Here are some tips to prevent overexertion in dogs during the summer:
- Limit physical activity during the hottest parts of the day. Avoid exercising or engaging in intense physical activities with your dog during the peak heat hours, typically between 10 a.m. and 4 p.m. Instead, opt for early morning or late evening walks or play sessions when temperatures are cooler.
- Provide access to shade and water at all times indoors and outdoors. Set up a shaded area in your yard, or bring a portable shade canopy on outings. Take frequent breaks during activities to allow your dog to rest in a cool, shaded spot.
- Adjust the intensity and duration of exercise. Be mindful of your dog's physical condition and adjust the intensity and duration of exercise accordingly. If your dog is not accustomed to prolonged physical activity, gradually increase the duration and intensity to build up their endurance.
- Watch for signs of fatigue or overheating, and pay close attention to your dog's behavior and body language during exercise. Signs of fatigue or overheating include excessive panting, drooling, lethargy, stumbling, rapid heartbeat, and disorientation. If you notice these signs, immediately stop the activity and move your dog to a cool, shaded area.

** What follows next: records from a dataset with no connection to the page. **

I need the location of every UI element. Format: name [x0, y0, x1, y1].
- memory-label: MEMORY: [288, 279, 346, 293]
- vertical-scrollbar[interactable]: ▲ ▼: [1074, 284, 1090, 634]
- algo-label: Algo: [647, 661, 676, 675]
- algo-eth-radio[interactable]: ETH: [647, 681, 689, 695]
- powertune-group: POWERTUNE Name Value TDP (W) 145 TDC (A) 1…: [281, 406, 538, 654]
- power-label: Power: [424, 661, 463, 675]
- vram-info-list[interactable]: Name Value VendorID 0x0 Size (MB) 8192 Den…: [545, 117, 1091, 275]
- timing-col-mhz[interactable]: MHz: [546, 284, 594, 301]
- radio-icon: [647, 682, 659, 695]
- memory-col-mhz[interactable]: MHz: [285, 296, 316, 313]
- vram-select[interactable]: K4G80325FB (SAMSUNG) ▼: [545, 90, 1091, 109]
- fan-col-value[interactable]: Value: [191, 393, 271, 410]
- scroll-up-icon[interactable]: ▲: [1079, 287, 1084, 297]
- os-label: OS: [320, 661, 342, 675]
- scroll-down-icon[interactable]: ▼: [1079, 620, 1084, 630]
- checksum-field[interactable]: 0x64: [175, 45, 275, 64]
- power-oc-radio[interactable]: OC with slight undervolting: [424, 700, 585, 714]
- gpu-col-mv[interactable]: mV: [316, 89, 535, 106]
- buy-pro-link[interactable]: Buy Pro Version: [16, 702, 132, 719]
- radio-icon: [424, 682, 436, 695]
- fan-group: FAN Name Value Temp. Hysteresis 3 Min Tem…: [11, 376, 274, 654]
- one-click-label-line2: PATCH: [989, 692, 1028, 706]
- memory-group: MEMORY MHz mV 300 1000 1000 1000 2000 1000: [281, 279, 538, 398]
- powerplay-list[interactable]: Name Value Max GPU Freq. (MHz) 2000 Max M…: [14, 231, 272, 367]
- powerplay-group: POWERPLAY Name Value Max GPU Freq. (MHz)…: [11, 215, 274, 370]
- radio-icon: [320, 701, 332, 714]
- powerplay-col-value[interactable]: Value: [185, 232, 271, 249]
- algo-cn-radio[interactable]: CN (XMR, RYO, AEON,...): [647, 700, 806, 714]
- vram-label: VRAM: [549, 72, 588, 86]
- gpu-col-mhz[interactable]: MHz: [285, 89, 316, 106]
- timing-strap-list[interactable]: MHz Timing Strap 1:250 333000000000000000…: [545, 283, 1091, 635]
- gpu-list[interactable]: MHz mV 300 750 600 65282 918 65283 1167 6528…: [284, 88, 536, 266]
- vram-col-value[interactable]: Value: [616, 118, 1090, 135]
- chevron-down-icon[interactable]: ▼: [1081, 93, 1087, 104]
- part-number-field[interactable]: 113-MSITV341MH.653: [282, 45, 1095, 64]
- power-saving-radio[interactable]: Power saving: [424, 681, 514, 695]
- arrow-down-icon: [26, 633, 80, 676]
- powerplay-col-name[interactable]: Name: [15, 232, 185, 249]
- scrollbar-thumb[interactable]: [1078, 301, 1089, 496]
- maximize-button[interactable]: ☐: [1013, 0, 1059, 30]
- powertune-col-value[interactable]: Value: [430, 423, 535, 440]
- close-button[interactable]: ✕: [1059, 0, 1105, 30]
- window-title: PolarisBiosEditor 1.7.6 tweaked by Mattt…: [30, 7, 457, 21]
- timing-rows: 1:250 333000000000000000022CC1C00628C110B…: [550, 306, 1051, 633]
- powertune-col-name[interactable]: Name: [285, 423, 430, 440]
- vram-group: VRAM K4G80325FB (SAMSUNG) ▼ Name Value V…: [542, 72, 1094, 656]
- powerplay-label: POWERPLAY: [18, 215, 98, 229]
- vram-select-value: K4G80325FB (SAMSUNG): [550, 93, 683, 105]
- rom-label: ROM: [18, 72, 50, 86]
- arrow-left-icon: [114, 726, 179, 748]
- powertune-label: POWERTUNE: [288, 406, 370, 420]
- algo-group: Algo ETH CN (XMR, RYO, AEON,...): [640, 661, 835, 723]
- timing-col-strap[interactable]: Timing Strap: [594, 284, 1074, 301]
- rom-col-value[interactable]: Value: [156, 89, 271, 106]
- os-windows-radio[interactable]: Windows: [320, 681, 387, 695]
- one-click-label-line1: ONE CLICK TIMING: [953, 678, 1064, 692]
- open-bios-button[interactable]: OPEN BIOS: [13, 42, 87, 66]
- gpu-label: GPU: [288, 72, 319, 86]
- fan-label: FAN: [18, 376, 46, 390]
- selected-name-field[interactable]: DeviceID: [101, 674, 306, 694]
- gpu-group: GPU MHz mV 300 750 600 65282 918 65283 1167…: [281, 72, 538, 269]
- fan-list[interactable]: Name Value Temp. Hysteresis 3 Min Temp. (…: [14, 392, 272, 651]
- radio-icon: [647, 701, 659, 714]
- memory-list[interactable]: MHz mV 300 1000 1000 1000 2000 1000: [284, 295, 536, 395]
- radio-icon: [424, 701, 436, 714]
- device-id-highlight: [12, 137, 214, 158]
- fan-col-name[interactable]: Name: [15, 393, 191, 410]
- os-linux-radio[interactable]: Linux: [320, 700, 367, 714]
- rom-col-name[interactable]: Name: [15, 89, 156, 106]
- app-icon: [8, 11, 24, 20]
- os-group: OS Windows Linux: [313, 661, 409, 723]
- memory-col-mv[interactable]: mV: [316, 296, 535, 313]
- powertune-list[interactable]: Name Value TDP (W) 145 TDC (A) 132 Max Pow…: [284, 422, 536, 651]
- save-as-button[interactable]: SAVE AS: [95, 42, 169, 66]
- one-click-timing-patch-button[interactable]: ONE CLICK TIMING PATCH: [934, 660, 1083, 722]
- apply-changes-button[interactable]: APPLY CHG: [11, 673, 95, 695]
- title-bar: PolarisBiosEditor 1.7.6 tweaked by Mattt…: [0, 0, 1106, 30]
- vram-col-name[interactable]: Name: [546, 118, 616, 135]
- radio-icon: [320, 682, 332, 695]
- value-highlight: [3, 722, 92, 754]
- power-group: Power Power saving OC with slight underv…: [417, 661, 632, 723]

- Consider water-based activities. Swimming or playing in water can provide a refreshing and low-impact exercise option for dogs during the summer. Ensure the water is safe and suitable for swimming, and supervise your dog at all times.
- Be cautious with brachycephalic breeds, such as Bulldogs, Pugs, or Boxers, as they are more prone to heat-related issues due to compromised breathing. Exercise these breeds with extra caution and avoid strenuous activities in hot weather.
It's important to be aware of these summer health problems and take preventive measures to ensure your dog's well-being.
Regular veterinary check-ups, proper hydration, appropriate shelter, and responsible outdoor activities can help keep your dog safe during summer.